I am crazy for fried green tomatoes. Meadowlark in Dayton, Ohio fries up some of the best. Lucky for me the restaurant is practically in my backyard. I can pick up an order to go then devour them at home, piping hot with a big spoonful of their tangy chow chow relish. But with each bite I secretly wish I could master making my own.
Lucky for me the Centerville Farmer’s Market is just down the way. Each Thursday afternoon I come home with an impossible array of vegetables, most notably Spring Valley Farm’s green tomatoes. Tim Downing sells the best.
I can’t tell you how many times I have tried to fry up my own green tomatoes. Until recently the results have been less than whelming. Then the other day as I was munching on a take-out plate from Meadowlark I decided I would play food detective on my computer and once and for all I would try to crack how Wiley, the restaurant’s owner, had perfected the perfectly light but substantial crust on the firm yet somehow creamy tomatoes. Hers have an interior tang that is the perfect counterpoint to the zippy chow chow. Finally I hit pay dirt. Here is my rendition of fried green tomatoes.
Slice the tomatoes into quarter inch slices.
Season with salt and pepper.
Place the flour in a shallow bowl.
Whisk together the buttermilk and hot sauce in another shallow bowl.
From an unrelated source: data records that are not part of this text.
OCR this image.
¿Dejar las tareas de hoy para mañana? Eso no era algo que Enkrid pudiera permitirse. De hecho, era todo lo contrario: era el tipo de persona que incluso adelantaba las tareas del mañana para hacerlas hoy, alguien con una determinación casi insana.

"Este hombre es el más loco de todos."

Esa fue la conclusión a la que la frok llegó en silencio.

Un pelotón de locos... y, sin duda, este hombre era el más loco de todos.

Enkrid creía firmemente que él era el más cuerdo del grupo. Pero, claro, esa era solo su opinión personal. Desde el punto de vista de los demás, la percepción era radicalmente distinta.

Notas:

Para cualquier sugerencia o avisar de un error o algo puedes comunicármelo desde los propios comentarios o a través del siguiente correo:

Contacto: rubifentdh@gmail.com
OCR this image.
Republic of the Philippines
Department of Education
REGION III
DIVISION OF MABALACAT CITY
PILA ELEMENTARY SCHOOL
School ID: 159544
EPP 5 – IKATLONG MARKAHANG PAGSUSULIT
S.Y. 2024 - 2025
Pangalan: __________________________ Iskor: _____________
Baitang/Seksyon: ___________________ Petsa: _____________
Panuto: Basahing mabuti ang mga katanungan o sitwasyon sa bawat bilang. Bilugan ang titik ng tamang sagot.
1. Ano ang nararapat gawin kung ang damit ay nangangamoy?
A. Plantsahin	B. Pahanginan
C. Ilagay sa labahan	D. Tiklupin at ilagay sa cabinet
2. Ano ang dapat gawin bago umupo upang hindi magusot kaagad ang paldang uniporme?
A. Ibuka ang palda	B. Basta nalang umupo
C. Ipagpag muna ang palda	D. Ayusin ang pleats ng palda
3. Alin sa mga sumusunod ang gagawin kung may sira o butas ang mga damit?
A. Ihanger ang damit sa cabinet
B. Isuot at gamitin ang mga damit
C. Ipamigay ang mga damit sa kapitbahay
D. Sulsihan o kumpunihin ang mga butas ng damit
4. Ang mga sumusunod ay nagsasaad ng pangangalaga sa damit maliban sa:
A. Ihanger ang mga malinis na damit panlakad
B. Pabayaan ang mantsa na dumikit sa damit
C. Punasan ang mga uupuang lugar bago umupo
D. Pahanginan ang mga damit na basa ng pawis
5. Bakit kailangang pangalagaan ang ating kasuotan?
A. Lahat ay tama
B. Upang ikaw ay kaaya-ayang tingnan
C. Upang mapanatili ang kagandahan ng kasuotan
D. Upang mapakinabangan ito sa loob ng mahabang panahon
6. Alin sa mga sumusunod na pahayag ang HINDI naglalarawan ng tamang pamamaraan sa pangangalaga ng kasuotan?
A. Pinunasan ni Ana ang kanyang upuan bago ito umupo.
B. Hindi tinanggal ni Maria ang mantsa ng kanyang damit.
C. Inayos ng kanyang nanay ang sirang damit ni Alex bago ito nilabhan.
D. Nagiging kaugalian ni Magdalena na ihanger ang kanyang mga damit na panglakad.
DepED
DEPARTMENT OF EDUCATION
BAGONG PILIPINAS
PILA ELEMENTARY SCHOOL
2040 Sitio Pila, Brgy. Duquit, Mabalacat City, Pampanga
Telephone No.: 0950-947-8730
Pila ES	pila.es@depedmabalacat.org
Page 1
Whisk together the cornmeal and panko bread crumbs in a separate bowl.
Line up the bowls.
Working with one green-tomato slice at a time, coat the tomato first in flour (knocking off excess).
Then in the buttermilk.
Then finally in the cornmeal-bread crumb mixture.
Transfer the breaded slice to a rimmed baking sheet, and repeat with the remaining slices.
Preheat the oven to 200°F. Line a second rimmed baking sheet with paper towels.
Heat 3/4 inch of vegetable oil in a medium skillet to 350°F. Working in batches, fry the tomato slices until golden brown, about 2 minutes per side.
Using a slotted spoon, transfer the cooked tomatoes to the prepared baking sheet, and sprinkle with salt and pepper. Keep the cooked tomatoes in the warm oven while you fry the remaining slices.
Serve the tomatoes warm, with chow chow relish.
Dorothy Lane Market sells a great chow chow. You can also find many varieties at farmer's markets.
If by chance you happen to have any left over try this appetizer. Cut fried green tomato slices into six triangles, re-warm in a 350 degree oven and serve on a platter with a little chow chow as a garnish.
Or for a show stopping supper- a fried green tomato BLT. Warm up the fried green tomatoes, top with crisp slices of bacon, a slice of cheese, broil until melted, and serve with mixed greens.